Só que a estes pensadores loucos a realidade acaba por mostrar-lhe coisas muito diferentes. Hospital da Guarda, 1400 dias de espera para uma primeira consulta de Cardiologia; Portimão 1127 dias para oftalmologia… etc… etc… A situação repete-se em mais de vinte unidades hospitalares do país.
O hospital de Santarém também está referenciado na especialidade de gastroenterologia onde os casos prioritários, que têm no TMRG 60 dias, estão ali referenciados com 410 dias.
Para quem quiser saber do desastre total, recomendamos a consulta do portal do SNS e também a toma de uma embalagem de ansiolíticos, para deixar de se ralar com o assunto.
Quando estão à porta das urgências do hospital de Faro uma dezena de ambulâncias durante mais de quatro horas à espera que lhe sejam devolvidas as macas onde transportaram os sinistrados ou doentes para aquele local; quando, por esta circunstância, fica comprometida a assistência a novos casos, por falta de ambulâncias; quando a justificação para isto nos é dada por falta de equipamento (macas) no próprio hospital, estão estamos a falar de quê?
Competência de gestão? Capacidade de resolução destes temas que podem ser ainda mais graves, porque causadores de outros desenlaces por falta de socorro? Inevitabilidade?
A realidade é outra, infelizmente. Os problemas foram “empurrados com a barriga” – muito ao que é também o jeito de resolvermos os nossos problemas particulares – a degradação foi-se alargando e o buraco negro está instalado. Esperar mais de mil dias por uma consulta, é um record de livro e não sei porque ainda não pedimos a sua certificação oficial.

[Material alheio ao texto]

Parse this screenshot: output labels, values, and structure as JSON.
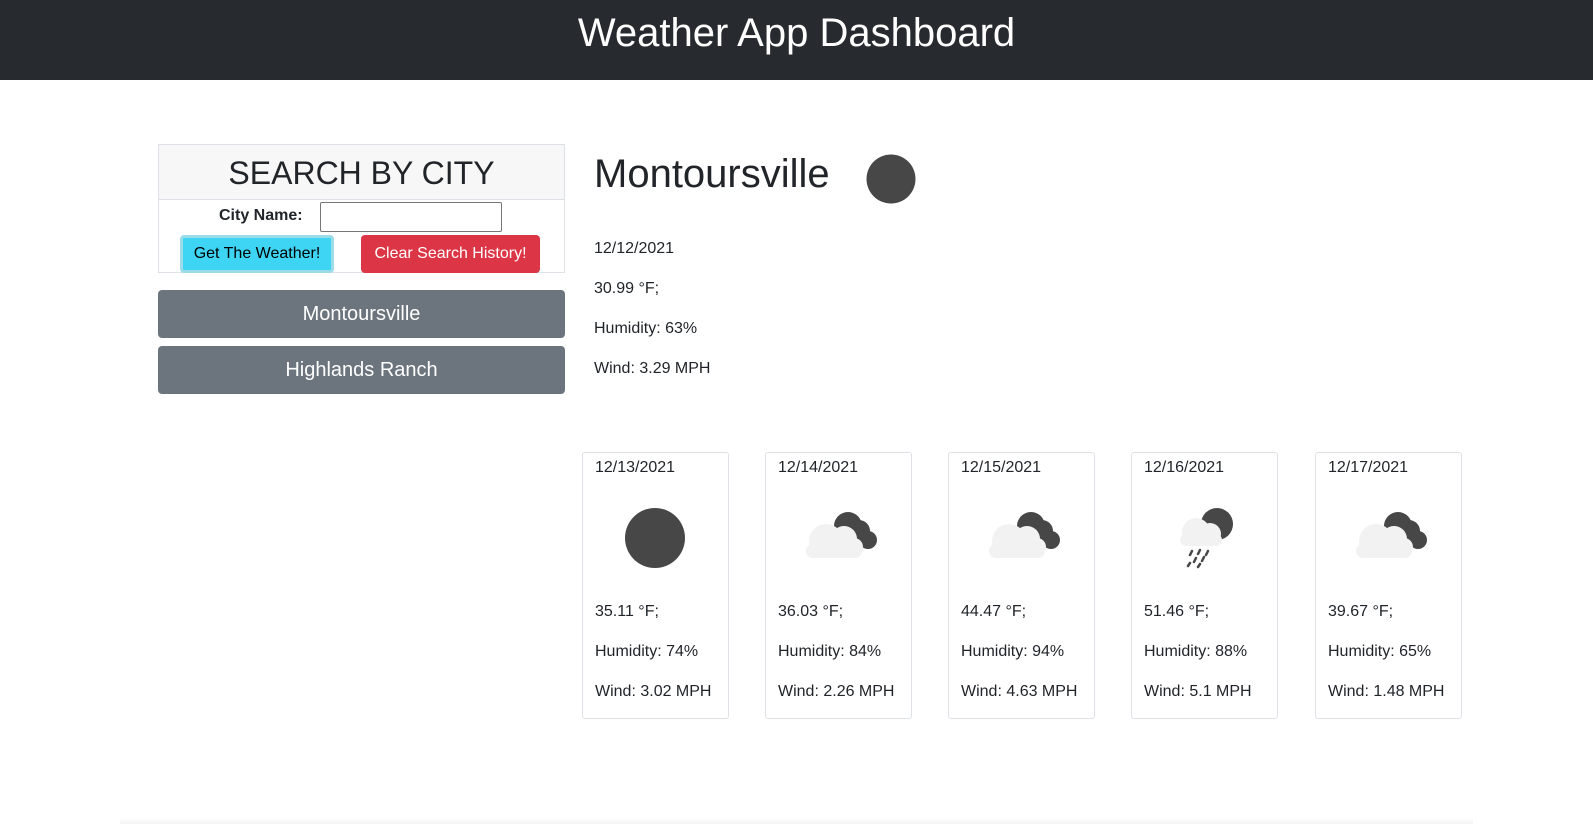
{
  "header": {
    "title": "Weather App Dashboard"
  },
  "search": {
    "heading": "SEARCH BY CITY",
    "label": "City Name:",
    "input_value": "",
    "input_placeholder": "",
    "get_weather_label": "Get The Weather!",
    "clear_history_label": "Clear Search History!"
  },
  "history": [
    {
      "label": "Montoursville"
    },
    {
      "label": "Highlands Ranch"
    }
  ],
  "current": {
    "city": "Montoursville",
    "icon": "full-moon-icon",
    "date": "12/12/2021",
    "temp": "30.99 °F;",
    "humidity": "Humidity: 63%",
    "wind": "Wind: 3.29 MPH"
  },
  "forecast": [
    {
      "date": "12/13/2021",
      "icon": "full-moon-icon",
      "temp": "35.11 °F;",
      "humidity": "Humidity: 74%",
      "wind": "Wind: 3.02 MPH"
    },
    {
      "date": "12/14/2021",
      "icon": "cloudy-night-icon",
      "temp": "36.03 °F;",
      "humidity": "Humidity: 84%",
      "wind": "Wind: 2.26 MPH"
    },
    {
      "date": "12/15/2021",
      "icon": "cloudy-night-icon",
      "temp": "44.47 °F;",
      "humidity": "Humidity: 94%",
      "wind": "Wind: 4.63 MPH"
    },
    {
      "date": "12/16/2021",
      "icon": "rainy-night-icon",
      "temp": "51.46 °F;",
      "humidity": "Humidity: 88%",
      "wind": "Wind: 5.1 MPH"
    },
    {
      "date": "12/17/2021",
      "icon": "cloudy-night-icon",
      "temp": "39.67 °F;",
      "humidity": "Humidity: 65%",
      "wind": "Wind: 1.48 MPH"
    }
  ],
  "colors": {
    "navbar": "#272b30",
    "weather_button": "#3dd5f3",
    "clear_button": "#dc3545",
    "history_button": "#6c757d",
    "moon": "#474747",
    "cloud": "#f2f2f2"
  }
}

O problema é sério e devia envergonhar-nos enquanto povo. Dir-me-ão que há alternativas. Certamente que sim. Ao alcance de poucos, porque não devemos esquecer que mais de quatro milhões têm rendimentos abaixo do limiar da pobreza e que só por transferências ditas sociais é possível baixar este número para 1,9 milhões de almas. São os dados da Prodata de 2020, onde Portugal está no primeiro terço dos mais pobres da UE.
É por estas e por outras que, as telenovelas que nos vão soltando aos soluços sobre as TAP’s desta vida, nos deixam revoltados.
Dão-se chorudas gratificações a quem nos indicar onde estão os políticos que consigam reverter estas situações e as urnas para votarmos neles.
PS – A apresentação do questionário é obrigatória e acompanhada de um certificado de sanidade mental.